Berger v. Zoning Hearing Board

Opinion by

Judge Rogers,

Dale K. Berger has appealed from an order of the Court of Common Pleas of Union County affirm*482ing an order of the Mifflinburg Borough Zoning Hearing Board.

The appellant applied for a special exception to convert his single family residence to a three-family dwelling, one unit having an area of about 1,016 square feet, and the other two respectively, 736 and 767 square feet.

As the Union County Court of Common Pleas received no evidence, our review is solely of the zoning hearing board order.

The appellant’s dwelling is located in the R-1B Urban Residential zoning district, where two-family and multi-family dwellings are allowed by special exception. Both the zoning officer and the chairman of the Mifflinburg Borough Planning Commission recommended the grant of the special exception as requested. No one appeared in opposition to the appellant’s application at the zoning hearing board hearing and there was no evidence presented tending to show that the exception as applied for would threaten the health, safety or general welfare of the neighbors.

The board granted the special exception, but with a limitation of the number of units to two, each to have an area of at least 1,000 square feet.

The appellant contends that the board committed an abuse of discretion in imposing the limitation.

The pertinent regulations in the R-1B zoning district are:

B-lB Urban Besidential District
2. Accessory Uses:
All accessory uses permitted in an R-1A Zone
Other accessory uses customarily appurtenant to a permitted use
*4833. Special Exceptions: All special exceptions in an E-1A Zone

The applicable regulations in the E-1A district are:

R-lA Suburban Residential District
3. Special Exceptions
Two-family and multi-family dwellings, including garden apartments, provided that there shall not be less than 5,000 square feet per dwelling unit of net land area for two-family dwellings; 3,000 square feet per dwelling unit for multi-family and garden apartment dwellings.

The appellant’s lot contains more than the 9,000 square feet required for the conversion to a three-unit dwelling. The board explained its limitations as based on general, nonobjective provisions of the ordinance relating to the health, safety and welfare and on ordinance Section 69(2) (l)(c), a provision of general applicability, which provides as follows:

(1) Conversions, Year-Round Dwellings. Conversion of a single-family residence to a two-family residence shall be permitted, provided that:
(c) Such structure shall contain not less than 1,700 square feet of living space and no dwelling unit therein shall contain less than 850 square feet of living space.

The board’s reliance on this provision was error because first, the appellant’s application was for a conversion to multi-family and not to two-family use and second, the board, in requiring 1,000 square feet for each of the two units allowed, exceeded the 850 *484square feet minimum allowed by the provision which it invoked.

A landowner who shows that his proposal for a special exception complies with all of the special requirements of the regulations has identified his proposal as appropriate in the district and as presumptively consistent with the health, safety and welfare of the community. Bray v. Zoning Board of Adjustment, 48 Pa. Commonwealth Ct. 523, 527, 410 A.2d 909, 911 (1980). This showing casts upon objectors the burden of showing the proposal to be detrimental to health, safety and general welfare or to general nonspecific provisions of the ordinance. Id.

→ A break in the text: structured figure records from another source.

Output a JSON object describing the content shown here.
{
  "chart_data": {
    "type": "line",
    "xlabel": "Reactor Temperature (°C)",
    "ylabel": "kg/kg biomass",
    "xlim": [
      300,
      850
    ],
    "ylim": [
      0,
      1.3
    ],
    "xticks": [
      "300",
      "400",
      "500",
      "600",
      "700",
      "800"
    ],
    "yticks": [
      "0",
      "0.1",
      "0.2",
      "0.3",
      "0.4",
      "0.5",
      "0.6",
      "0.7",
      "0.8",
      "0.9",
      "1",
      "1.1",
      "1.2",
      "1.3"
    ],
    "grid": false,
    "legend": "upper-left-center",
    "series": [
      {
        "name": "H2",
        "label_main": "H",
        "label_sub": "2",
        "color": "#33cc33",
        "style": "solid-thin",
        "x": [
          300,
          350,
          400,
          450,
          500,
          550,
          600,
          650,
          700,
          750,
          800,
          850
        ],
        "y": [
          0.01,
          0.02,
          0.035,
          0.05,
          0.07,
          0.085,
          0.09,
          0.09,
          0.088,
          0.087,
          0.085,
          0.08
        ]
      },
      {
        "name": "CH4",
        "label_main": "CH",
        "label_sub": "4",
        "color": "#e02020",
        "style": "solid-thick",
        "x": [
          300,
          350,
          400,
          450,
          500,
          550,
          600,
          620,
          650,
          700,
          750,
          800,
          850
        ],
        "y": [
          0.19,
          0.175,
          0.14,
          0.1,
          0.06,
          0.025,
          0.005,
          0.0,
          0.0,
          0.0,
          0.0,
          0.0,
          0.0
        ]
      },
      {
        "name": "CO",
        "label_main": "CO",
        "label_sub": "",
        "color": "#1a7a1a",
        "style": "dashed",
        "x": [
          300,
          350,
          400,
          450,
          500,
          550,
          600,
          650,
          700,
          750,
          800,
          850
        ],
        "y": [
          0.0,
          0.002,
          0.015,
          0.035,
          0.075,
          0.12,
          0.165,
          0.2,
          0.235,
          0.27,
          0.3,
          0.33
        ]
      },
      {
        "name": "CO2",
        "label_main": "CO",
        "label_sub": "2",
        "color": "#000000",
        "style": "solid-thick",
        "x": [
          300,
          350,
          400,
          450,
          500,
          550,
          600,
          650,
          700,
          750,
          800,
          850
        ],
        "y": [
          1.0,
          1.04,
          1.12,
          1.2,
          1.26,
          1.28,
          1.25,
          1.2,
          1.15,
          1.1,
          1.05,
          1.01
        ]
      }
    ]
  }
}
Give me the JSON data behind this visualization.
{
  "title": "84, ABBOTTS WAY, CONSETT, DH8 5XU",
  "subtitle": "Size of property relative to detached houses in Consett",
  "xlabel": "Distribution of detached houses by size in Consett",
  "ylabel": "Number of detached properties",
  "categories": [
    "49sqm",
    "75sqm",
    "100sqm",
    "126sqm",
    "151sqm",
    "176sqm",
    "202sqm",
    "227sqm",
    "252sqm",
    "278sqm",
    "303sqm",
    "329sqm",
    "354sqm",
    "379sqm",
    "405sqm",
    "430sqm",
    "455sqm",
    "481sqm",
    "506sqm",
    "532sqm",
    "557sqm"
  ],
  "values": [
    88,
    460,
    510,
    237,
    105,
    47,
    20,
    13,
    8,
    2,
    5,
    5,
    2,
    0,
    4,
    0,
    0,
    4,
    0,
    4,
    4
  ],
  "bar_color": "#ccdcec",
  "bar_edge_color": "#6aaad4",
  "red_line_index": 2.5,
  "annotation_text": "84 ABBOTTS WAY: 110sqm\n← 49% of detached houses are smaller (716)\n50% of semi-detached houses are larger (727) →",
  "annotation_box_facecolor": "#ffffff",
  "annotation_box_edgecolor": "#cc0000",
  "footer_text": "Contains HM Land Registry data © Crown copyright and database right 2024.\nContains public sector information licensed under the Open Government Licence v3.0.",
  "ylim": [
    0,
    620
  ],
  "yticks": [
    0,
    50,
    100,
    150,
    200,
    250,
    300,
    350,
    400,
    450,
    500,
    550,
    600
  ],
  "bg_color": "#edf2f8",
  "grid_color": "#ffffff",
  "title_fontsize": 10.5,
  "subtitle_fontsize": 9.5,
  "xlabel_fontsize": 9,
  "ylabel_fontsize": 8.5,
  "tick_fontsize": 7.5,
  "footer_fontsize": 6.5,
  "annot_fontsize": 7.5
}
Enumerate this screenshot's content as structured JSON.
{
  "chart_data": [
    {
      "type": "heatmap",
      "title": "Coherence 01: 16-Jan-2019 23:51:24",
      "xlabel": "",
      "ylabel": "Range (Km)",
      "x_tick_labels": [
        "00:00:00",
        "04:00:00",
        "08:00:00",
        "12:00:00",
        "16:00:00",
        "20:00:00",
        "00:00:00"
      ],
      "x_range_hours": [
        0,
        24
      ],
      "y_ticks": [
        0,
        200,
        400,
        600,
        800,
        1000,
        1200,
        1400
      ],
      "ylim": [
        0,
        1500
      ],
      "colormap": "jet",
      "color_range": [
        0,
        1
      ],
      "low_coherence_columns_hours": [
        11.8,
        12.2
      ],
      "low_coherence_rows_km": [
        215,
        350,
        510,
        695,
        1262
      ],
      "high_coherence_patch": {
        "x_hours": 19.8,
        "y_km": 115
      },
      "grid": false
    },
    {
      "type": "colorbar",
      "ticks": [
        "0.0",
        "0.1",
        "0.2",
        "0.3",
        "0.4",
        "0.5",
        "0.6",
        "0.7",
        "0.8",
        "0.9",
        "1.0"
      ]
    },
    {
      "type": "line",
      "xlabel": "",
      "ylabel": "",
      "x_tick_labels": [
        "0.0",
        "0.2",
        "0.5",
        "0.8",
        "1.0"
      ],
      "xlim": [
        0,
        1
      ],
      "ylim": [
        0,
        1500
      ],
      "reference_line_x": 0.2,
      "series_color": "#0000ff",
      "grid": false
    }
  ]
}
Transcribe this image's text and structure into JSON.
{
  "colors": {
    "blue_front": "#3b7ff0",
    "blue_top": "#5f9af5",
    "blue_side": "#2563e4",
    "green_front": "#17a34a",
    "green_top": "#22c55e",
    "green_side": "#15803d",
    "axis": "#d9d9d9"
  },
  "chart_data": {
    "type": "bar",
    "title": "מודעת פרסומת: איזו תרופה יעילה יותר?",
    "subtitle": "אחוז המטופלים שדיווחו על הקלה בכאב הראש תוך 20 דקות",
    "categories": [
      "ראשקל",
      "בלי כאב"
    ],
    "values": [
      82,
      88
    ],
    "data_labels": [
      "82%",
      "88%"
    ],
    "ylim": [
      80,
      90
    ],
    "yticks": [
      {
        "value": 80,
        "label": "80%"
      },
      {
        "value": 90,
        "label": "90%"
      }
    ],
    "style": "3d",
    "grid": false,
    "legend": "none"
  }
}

The appellant showed that his proposal complied with the applicable specific requirements for the special exception. There having been no protestants and no showing of injury to health, safety and welfare or violation of nonobjective ordinance provisions, there was no basis in this record for the board’s imposition of any limitations.

It is true that Section 913 of the Pennsylvania Municipalities Planning Code1 permits the imposition of “reasonable conditions and safeguards” upon special exceptions. However, this board’s actions, in •the absence of any evidence that the appellant’s proposal threatened health and safety, in imposing the two-unit limitation in a zoning district in which multiunit conversions were permitted and a square footage limitation where none was required, were manifestly unreasonable. We reiterate the apt language of the much similar case of Appeal of Baker, 19 Pa. Commonwealth Ct. 163, 168, 339 A.2d 131, 135 (1975).

Any other view would enable the Board to assume the legislative role of the [Borough *485Council], who, having conceived the policy behind the ordinance, have presumably translated that policy into concrete requirements. We cannot permit the Board to legislate additional conditions upon the applicant.

Accordingly, we modify the board’s order granting the exception by deleting therefrom the limitations upon the number of dwelling units allowed, and their area, and affirm the order as so modified.

Order

And Now, this 16th day of October, 1984, the order of the Court of Common Pleas is vacated; the order of the Zoning Hearing Board granting the appellant a special exception is modified by deleting therefrom the limitations upon the number of dwelling units allowed and their area; as so modified the order of the Zoning Hearing Board is affirmed.

Act of July 31, 1968, P.L. 805, as amended, 53 P.S. §10913.